Term vs. whole life insurance cost comparison
Term life is cheap because it’s temporary and has no cash value — in most cases, your family won’t receive a payout. Whole life premiums are much higher because the coverage lasts for a lifetime, and there’s a guaranteed rate of investment return on the cash value.

Choosing between term and whole life insurance
Term life is sufficient for most families who need life insurance, but whole life and other forms of permanent coverage can be useful in certain situations.

Term life is a good choice if:

  • You need life insurance only to cover a certain period, such as the years you’re raising children or paying off your mortgage.
  • You want the most affordable coverage.
  • You think you might want permanent life insurance, but can’t afford it. Most term life policies are convertible to permanent coverage. The deadline for conversion varies by policy.

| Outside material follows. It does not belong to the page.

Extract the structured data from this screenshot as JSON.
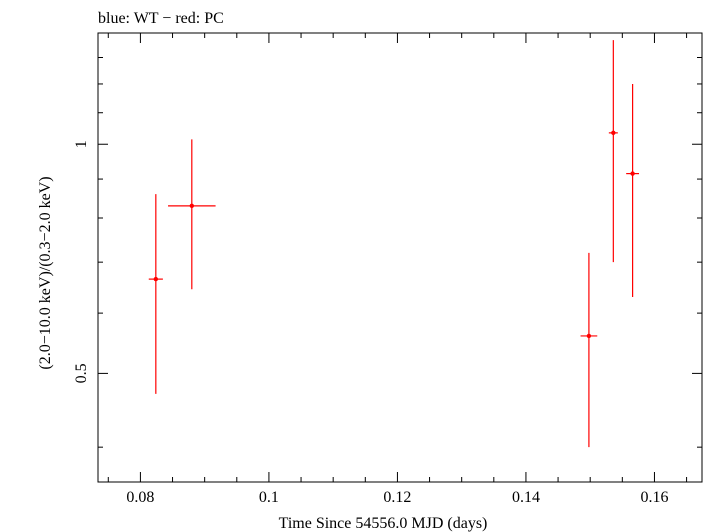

Whole life, or another type of permanent insurance, is worth considering if you need coverage for the rest of your life, for example:

  • You want to provide money for your heirs to pay estate taxes. In 2016, estates worth more than $5.45 million per individual and $10.9 million per couple are subject to federal estate taxes. Without a life insurance payout, your heirs might be forced to sell off parts of the estate, such as heirlooms or property, to pay the tax bill.
  • You have a lifelong dependent, such as a child with special needs. Life insurance can fund a special needs trust to provide care for your child after you’re gone. Consult with an attorney and financial advisor if you want to set up a trust.
  • You want to spend your retirement savings and still leave a legacy or money for final expenses, such as funeral costs. With a whole life policy, your beneficiaries are guaranteed a payout.
  • You want to equalize inheritances. If you plan to leave a business or other property to one child, you could use whole life insurance to compensate your other children.